Kedua definisi ini dapat menjelaskan kepada kita apa yang dimaksud
dengan conflict of interest ada dua hal mengapa conflict of interest
dipermasalahkan dan menjadi sebuah tindakan yang tidak etis. Pertama,
mempengaruhi kepetingan public atau kantor untuk kepentingan keuanagn
pribadi, dan kedua mempengaruhi pengambilan keputusan yang bertujuan untuk
memuluskan kepentingan pribadinya.
Sebuah konflik kepentingan dalam perusahaan bisa eksis dalam beberapa
jenis situasi. Konflik kepentingan dapat berupa :
1. Dengan pejabat publik yang kepentingan pribadi bertentangan dengan
jabatannya profesionalnya.
2. Dengan karyawan yang bekerja untuk satu perusahaan tetapi yang mungkin
memiliki kepentingan pribadi yang bersaing dengan kerjanya.

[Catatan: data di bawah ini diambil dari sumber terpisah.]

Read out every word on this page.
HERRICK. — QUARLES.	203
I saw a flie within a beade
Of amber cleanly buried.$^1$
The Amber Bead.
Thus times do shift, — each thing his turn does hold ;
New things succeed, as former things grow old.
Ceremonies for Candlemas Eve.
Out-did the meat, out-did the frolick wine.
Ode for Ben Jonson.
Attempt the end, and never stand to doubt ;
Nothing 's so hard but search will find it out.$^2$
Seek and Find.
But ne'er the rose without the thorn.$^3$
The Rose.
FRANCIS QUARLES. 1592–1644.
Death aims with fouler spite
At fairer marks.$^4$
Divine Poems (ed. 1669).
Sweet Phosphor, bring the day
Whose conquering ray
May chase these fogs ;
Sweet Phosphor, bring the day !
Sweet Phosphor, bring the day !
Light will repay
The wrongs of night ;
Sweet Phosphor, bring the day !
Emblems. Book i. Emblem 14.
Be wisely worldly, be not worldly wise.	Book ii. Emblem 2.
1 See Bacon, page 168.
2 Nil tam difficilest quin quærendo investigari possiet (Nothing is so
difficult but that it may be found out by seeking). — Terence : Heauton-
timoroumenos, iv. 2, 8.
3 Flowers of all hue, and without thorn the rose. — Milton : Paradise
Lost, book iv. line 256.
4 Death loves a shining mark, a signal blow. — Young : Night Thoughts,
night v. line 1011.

3. Dengan orang yang memiliki posisi otoritas dalam satu organisasi yang
bertentangan dengan kepentingannya dalam organisasi lain.

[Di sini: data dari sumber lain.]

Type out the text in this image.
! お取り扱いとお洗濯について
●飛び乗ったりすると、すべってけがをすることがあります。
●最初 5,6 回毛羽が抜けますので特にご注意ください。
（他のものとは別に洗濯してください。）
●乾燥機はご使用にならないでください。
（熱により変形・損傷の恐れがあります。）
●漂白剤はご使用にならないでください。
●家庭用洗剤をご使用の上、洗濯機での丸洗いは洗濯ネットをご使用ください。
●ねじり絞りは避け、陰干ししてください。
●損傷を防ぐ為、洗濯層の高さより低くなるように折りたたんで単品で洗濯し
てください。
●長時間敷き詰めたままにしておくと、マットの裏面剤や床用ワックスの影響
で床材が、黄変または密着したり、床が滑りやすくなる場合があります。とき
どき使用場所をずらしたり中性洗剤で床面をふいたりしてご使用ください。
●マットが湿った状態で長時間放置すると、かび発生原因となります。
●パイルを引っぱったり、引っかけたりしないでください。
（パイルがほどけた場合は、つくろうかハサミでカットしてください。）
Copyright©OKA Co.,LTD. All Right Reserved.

4. Dengan orang yang memiliki tanggung jawab yang saling bertentangan.

18
BAB IV
FOKUS KAJIAN

Pada makalah ini fokus kajian yang dipakai dalam melihat penerapan
filsafat ilmu dalam praktek etika rumah sakit adalah “Konflik Kepentingan dalam
pelaksanaan Pelayanan di Instalasi Gawat Darurat RSIA Melati Husada: Dokter
IGD sebagai Fungsional dan Struktural”.
Permasalahan Konflik Kepentingan (conflict of interest) adalah masalah
yang melekat dalam pekerjaan sehari-hari para profesional, termasuk dokter.

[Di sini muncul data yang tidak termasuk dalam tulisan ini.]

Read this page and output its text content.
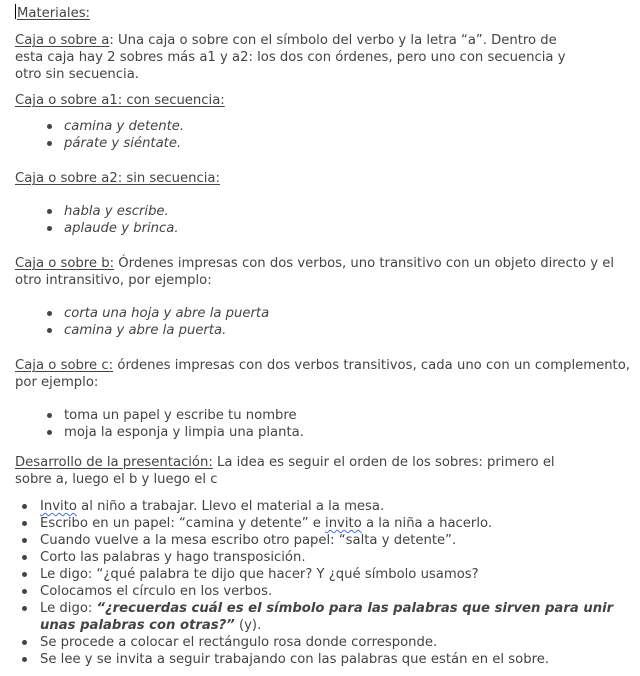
Materiales:

Caja o sobre a: Una caja o sobre con el símbolo del verbo y la letra “a”. Dentro de esta caja hay 2 sobres más a1 y a2: los dos con órdenes, pero uno con secuencia y otro sin secuencia.

Caja o sobre a1: con secuencia:

camina y detente.
párate y siéntate.

Caja o sobre a2: sin secuencia:

habla y escribe.
aplaude y brinca.

Caja o sobre b: Órdenes impresas con dos verbos, uno transitivo con un objeto directo y el otro intransitivo, por ejemplo:

corta una hoja y abre la puerta
camina y abre la puerta.

Caja o sobre c: órdenes impresas con dos verbos transitivos, cada uno con un complemento, por ejemplo:

toma un papel y escribe tu nombre
moja la esponja y limpia una planta.

Desarrollo de la presentación: La idea es seguir el orden de los sobres: primero el sobre a, luego el b y luego el c

Invito al niño a trabajar. Llevo el material a la mesa.
Escribo en un papel: “camina y detente” e invito a la niña a hacerlo.
Cuando vuelve a la mesa escribo otro papel: “salta y detente”.
Corto las palabras y hago transposición.
Le digo: “¿qué palabra te dijo que hacer? Y ¿qué símbolo usamos?
Colocamos el círculo en los verbos.
Le digo: “¿recuerdas cuál es el símbolo para las palabras que sirven para unir unas palabras con otras?” (y).
Se procede a colocar el rectángulo rosa donde corresponde.
Se lee y se invita a seguir trabajando con las palabras que están en el sobre.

Khusus untuk bidang kesehatan, yang banyak menghadapi masalah Konflik
Kepentingan ialah dokter yang memiliki kekuasaan untuk memutuskan kebijakan
publik, key opinion leaders, direktur rumah sakit, kepala bagian, dsb. Di negara-
negara maju masalah Konflik Kepentingan selalu disoroti dengan teliti dan
sedapat mungkin dijauhi. Di Indonesia masalah ini masih kurang mendapat
perhatian. Banyak dokter yang malah tidak merasakan adanya pelanggaran etika
ketika mereka melakukan perbuatan tidak terpuji terkait masalah Konflik
Kepentingan ini. Pemahaman mengenai Konflik Kepentingan adalah suatu
keadaan di mana seorang profesional (atau pejabat) yang mempunyai kewajiban
primer (primary interest) yaitu bahwa ia harus menjalankan kewajibannya secara
baik, adil, dan jujur dalam kondisi tertentu melalaikan kewajibannya itu karena
adanya pengaruh dari luar, yaitu adanya kepentingan sekunder (secondary
interest).(Lichter AS, 2017) Kepentingan sekunder biasanya berkaitan dengan
adanya keuntungan pribadi. Profesi dokter pun tidak luput dari masalah semacam
ini, apalagi bila dokter tersebut dipercaya memangku jabatan yang penting,
misalnya direktur rumah sakit, anggota tim untuk pembelian obat rumah sakit,
renovasi rumah sakit, pengadaan alat laboratorium, pembelian alat radioterapi, dll.

19
Profesionalisme bertumpu pada dua pilar yaitu judgment dan integritas. Kedua
pilar ini dapat dirusak oleh Konflik Kepentingan, bias, dan ketidakjujuran. (Stead
WW, 2017). Hal ini yang dinamakan seorang profesi memiliki peran ganda dalam
bekerja.
Berbagai studi pendahuluan menunjukkan bahwa peran ganda ini
berpotensi untuk menimbulkan dampak yang merugikan bagi organisasi dengan
timbulnya konflik peran (Abernethy & Stoelwinder, 1995; Comerford &
Abernethy, 1999 ). Konflik peran timbul jika para profesional memandang bahwa
kesesuaian dengan salah satu peran akan mengakibatkan kesesuaian dengan peran
yang lain sulit dan tidak mungkin. Dengan kata lain, pengharapan yang
berhubungan dengan peran sebagai profesional tampak merupakan konflik
langsung dengan pengharapan yang berhubungan dengan peranannya sebagai
manajer (Rizzo, 1970 dalam Gregson, 1994). Sedangkan bagi seorang profesional
(dokter), norma-norma dan aturan-aturan kode etik profesi berfungsi sebagai suatu
mekanisme pengendalian yang akan menentukan kualitas pekerjaannya. Bagi
mereka, norma dan aturan tersebut berfungsi sebagai petunjuk tentang hal-hal
yang boleh dilakukan dan hal-hal yang tidak boleh dilakukan. Independensi
profesional, dan secara umum sikap mereka dalam melaksanakan tugas
merupakan cerminan dari norma-norma dan/atau aturan kode etik profesinya.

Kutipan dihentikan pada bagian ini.